GLI AIUTI DEL COMUNE
«In questi ultimi due anni, dopo il ripristino degli sfratti da gennaio 2022, si sono accumulate molte spese per le famiglie», spiega l’assessora, «tutti abbiamo subito l’aumento delle bollette dovuto al caro energia e alla guerra. Oggi quell’aumento è in parte rientrato, ma le famiglie non si sono riprese con facilità. Negli ultimi due anni, ma soprattutto nel 2023, abbiamo visto aumentare la spesa per le bollette e le spese condominiali. Abbiamo messo a disposizione 1 milione di euro in contributi, ma la mancanza di case disponibili aumenta la preoccupazione perché gli stipendi, invece, sono bloccati da 30 anni».
 
IL FONDO DI GARANZIA
Del milione di euro, l’anno scorso palazzo Moroni ha erogato 594 mila euro per sostenere la residenzialità. Di questi: 302.121 euro per nuclei che abitano in case pubbliche, per sostenere spese condominiali e bollette; 220 mila euro per nuclei in locazione privata; 72 mila euro per nuclei in case di proprietà per spese condominiali. In totale sono stati sostenuti 365 nuclei familiari, mentre erano 293 i beneficiari nel 2022. «Anche nuclei che hanno lo stipendio fisso a tempo indeterminato fanno più fatica a star dietro ai costi della casa che impattano sempre di più – aggiunge la Benciolini – Gli affitti hanno seguito il mercato, gli stipendi no e il livello di povertà nella nostra città come nel resto dell’Italia aumenta. Il mese scorso ho incontrato gli istituti di credito, Confindustria, le associazioni di categoria, i sindacati, per arrivare a creare un Fondo di garanzia per convincere i proprietari a mettere i propri appartamenti a disposizione del mercato. L’idea sarebbe di dare garanzia al proprietario e sicurezza all’inquilino. È tanto più importante perché aumentano le case nel mercato del turismo di chi ha paura che gli affittuari tradizionali non sia in grado di pagare e diventino morosi»
 
L’OPINIONE DEI LEADER DEI SINDACATI CONFEDERALI CGIL, CISL E UIL
Per i sindacati la situazione è molto chiara e il governo ha pesanti responsabilità: «La situazione è grave», va dritto al punto il segretario generale della Cgil Aldo Marturano. «Il governo dice di aumentare i redditi fino a 35 mila euro, dandogli mediamente mille euro in più all’anno. Quello che non dice però è che non aggiunge realmente denaro perché questa è una misura già introdotta l’anno scorso. La seconda cosa che non dice è che, per avere questi soldi, dobbiamo mantenere i salari moderati. Una logica totalmente sbagliata: l’inflazione non è cresciuta per il rincorrersi dei salari rispetto ai prezzi, ma per il profitto e l’aumento delle materie prime. Abbiamo recuperato il 2% dei salari a fronte del 17% dell’inflazione. È chiaro che i redditi vengono divorati e questo divario è irrecuperabile e nessuno riesce a mettere qualcosa da parte».
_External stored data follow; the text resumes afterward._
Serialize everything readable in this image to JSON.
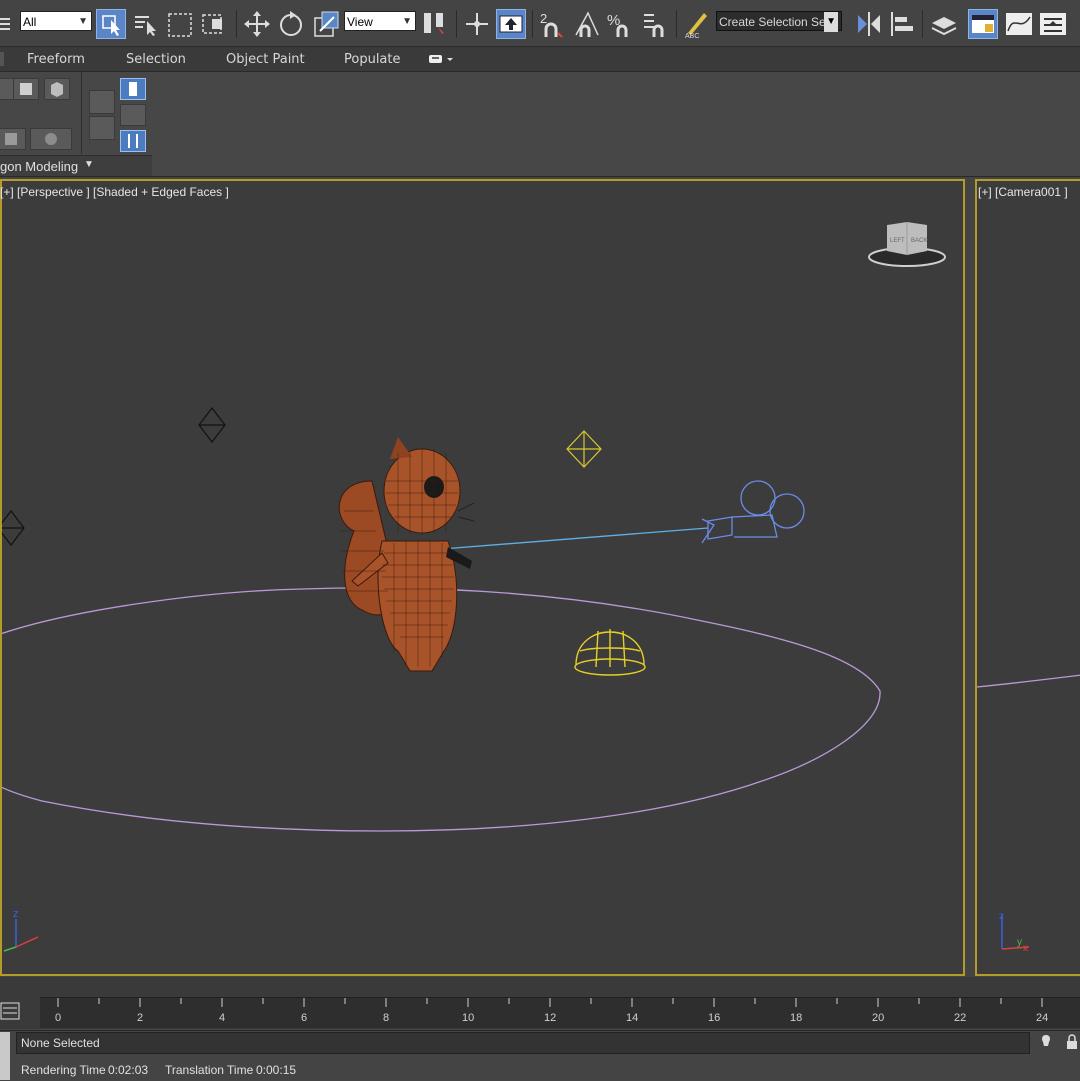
{
  "toolbar": {
    "selection_filter": "All",
    "reference_coordinate_system": "View",
    "named_selection_placeholder": "Create Selection Se",
    "icons": [
      "undo-icon",
      "select-object-icon",
      "select-by-name-icon",
      "rectangular-selection-icon",
      "window-crossing-icon",
      "move-icon",
      "rotate-icon",
      "scale-icon",
      "pivot-icon",
      "select-manipulate-icon",
      "keyboard-shortcut-override-icon",
      "snaps-toggle-icon",
      "angle-snap-icon",
      "percent-snap-icon",
      "spinner-snap-icon",
      "edit-named-selections-icon",
      "mirror-icon",
      "align-icon",
      "layer-explorer-icon",
      "toggle-ribbon-icon",
      "curve-editor-icon",
      "schematic-view-icon"
    ]
  },
  "ribbon": {
    "tabs": [
      "Freeform",
      "Selection",
      "Object Paint",
      "Populate"
    ],
    "panel_label": "gon Modeling"
  },
  "viewports": {
    "perspective_label": "[+] [Perspective ] [Shaded + Edged Faces ]",
    "camera_label": "[+] [Camera001 ]",
    "viewcube_left": "LEFT",
    "viewcube_back": "BACK",
    "axis_z": "z",
    "axis_x": "x",
    "axis_y": "y"
  },
  "timeline": {
    "ticks": [
      "0",
      "2",
      "4",
      "6",
      "8",
      "10",
      "12",
      "14",
      "16",
      "18",
      "20",
      "22",
      "24"
    ]
  },
  "status": {
    "selection": "None Selected",
    "rendering_time_label": "Rendering Time",
    "rendering_time_value": "0:02:03",
    "translation_time_label": "Translation Time",
    "translation_time_value": "0:00:15"
  },
  "colors": {
    "viewport_border": "#b49b2a",
    "active_button": "#5a86c8",
    "grid_circle": "#b89ad8",
    "light_helper": "#d8c830",
    "camera_blue": "#6b8ce8",
    "squirrel_fur": "#a8532a"
  }
}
Per Massimo Zanetti, segretario generale della Uil, l’unica molla è quella fiscale: «La situazione inflattiva diminuisce risparmi e fa solo danni – sottolinea – Il governo deve agire aumentando il potere d’acquisto dei lavoratori, spingendo a chiudere i contratti scaduti e non rinnovati: penso a quello della pubblica amministrazione, scaduto nel 2021. Se non metti massa salariale in mano a chi lavora, acuisci di più la crisi. Del resto abbiamo i salari peggiori d’Europa da 20 anni». Risultato? «L’inflazione è una grande mazzata – chiosa Samuel Scavazzin, numero uno della Cisl – Il potere di acquisto per chi ha redditi fissi medio bassi diminuisce notevolmente creando forti disagi nelle famiglie. L’iniquità di tutto questo è data anche dal fatto che gli organi di controllo dovrebbero verificare se l’inflazione non sia creata ad hoc e sia una speculazione di pochi dei danni molti. Mi preoccupa che non si taglia sul superfluo, le famiglie l’hanno già fatto da molto tempo, ma si taglia il necessario».
I patronati dei sindacati in questo periodo stanno aiutando le famiglie a compilare le richieste per l’assegno unico universale, destinato a tutti coloro che hanno figli. In particolare è il periodo in cui si deve presentare il proprio Isee, e nei patronati si può prendere appuntamento per il calcolo dell’indicatore.